Seit 2018 hat die Karlskirche in Wien, eine der wichtigsten mitteleuropäischen barocken Sakralbauten, ihre Räume der zeitgenössischen Kunst geöffnet. Der walisische Künstler Cerith Wyn Evans bespielt die Kuppel mit einer feingliedrigen Installation aus Neonröhren, die einen unerwarteten Dialog zum historischen Ambiente anregt.


Wie eine kunstvolle Kritzelei wirkt die weiße Neonskulptur in der barocken Kuppel der Karlskirche. Die filigranen Fäden und Raster in Strichen und Rundungen bilden einen ungewohnten neuen Anhaltspunkt, wenn man nach oben, Richtung Himmel und Oberlicht, blickt. Die schlanken Lichtröhren wirken leicht und dynamisch vor den üppigen Gold- und Stuckdekorationen und den gemalten Himmelslandschaften samt ihrer himmlischen Bewohner:innen an der Decke. Die Gitterstruktur und die organischen Linien des Kunstwerks scheinen einem inneren Rhythmus zu folgen, und obwohl die Formensprache nicht mit den barocken Elementen korrespondiert, entsteht doch keine Disharmonie.


Die Optik hinterfragen

„Forms through folds (ascending)" stammt von dem walisischen Künstler Cerith Wyn Evans, der es eigens für die Karlskirche geschaffen hat, Die Dimensionen sind beeindruckend: 25 mal 15 Meter misst die Röhrenskulptur, die aus 350 einzelnen Glasformen zusammengefügt ist. Die verwendeten Neonröhren ergeben zusammen eine Länge von 700 Metern. Zusammengehalten wird das Ganze von 14 Kilometern Seil. Eineinhalb Kilometer Kabel sorgen für die Elektrifizierung. Das Gesamtgewicht der Installation übersteigt eine Tonne. Das Werk ist seine bisher größte Rauminstallation. Der Künstler arbeitet immer wieder mit weißen Neoninstallationen. Was ihn an diesen Strukturen besonders interessiert, ist die Möglichkeit, den Blick zu leiten. „In vielen meiner Arbeiten versuche ich, die Optik zu hinterfragen - das wissenschaftliche Modell der Optik irgendwie aufzulösen", sagt er in einem Interview. Seine Kunstinstallationen sind von unterschiedlichen Einflüssen aus Literatur, Philosophie, Religion, Kunst und Naturwissenschaften inspiriert. Auch die Neonskulptur in Wien vermittelt verschiedene Dynamiken. Die Formen scheinen sich explosionsartig auszudehnen, um dann wiederum fragil wirkende Formen anzunehmen.

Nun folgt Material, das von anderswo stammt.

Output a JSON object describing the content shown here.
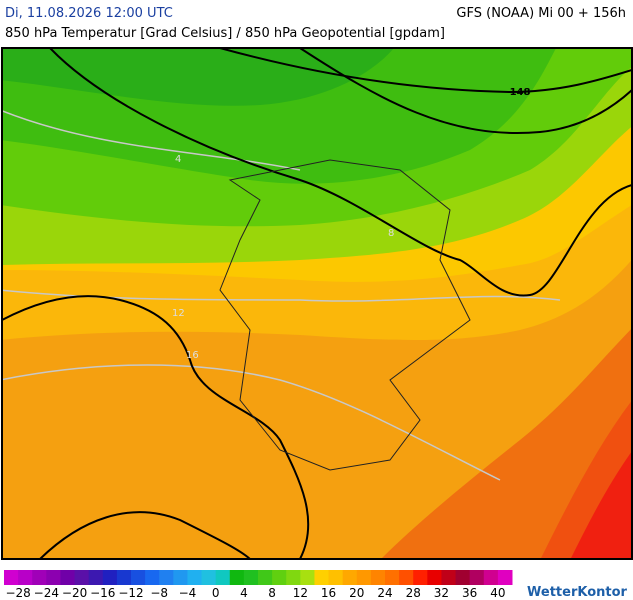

Zunächst hatte Cerith Wyn Evans sich in seinem künstlerischen Werdegang mt Film und Regie befaßt, er war Assistent des Regisseurs Derek Jarman und drehte selbst Experimentalfilme. Fotografie, Filmprojektionen, Neon- und Wandtexte sowie Morsecode- und Soundarbeiten erweiterten seinen Schaffensbereich. Mittels Installationen und Skulpturen dehnte er die Erfoschung von Wahrnehmung. Seine Werke sind u. a. im Pirelli Hangar Bicocca, Louis Vuitton Showroom Tokyo, Documenta 11, Biennale Venedig, Staatsoper Wien, Tate Britain, Lenbachhaus München oder Serpentine Gallery London gezeigt worden.


Dialog über die Zeit

„Forms through folds (ascending)" stellt das zweite bedeutende Projekt eines zeitgenössischen Künstlers im Rahmen des Programms Karlskirche Contemporary Arts dar. Das Programm wurde im Jahr 2018 ins Leben gerufen und ist vollständig privat organisiert, kuratiert und finanziert. Die Idee dahinter entspringt dem Wunsch nach einer Verbindung des Kirchenbaus von Johann Bernhard Fischer von Erlach mit moderner Kunst. Man könnte auch von einem Versuch eines Dialogs über die Zeit hinweg sprechen, in der Kunstwerke kommunizieren. Der Kurator Moritz Stipsicz betont, dass eine solche Kunstintervention wie in der Karlskirche einmalig ist: „Zeitgenössische Kunst in dieser Form und Dimension in einem seit Jahrhunderten liturgisch genutzten, sakralen Raum präsentieren zu können, ist nicht nur in Österreich, sondern international einzigartig."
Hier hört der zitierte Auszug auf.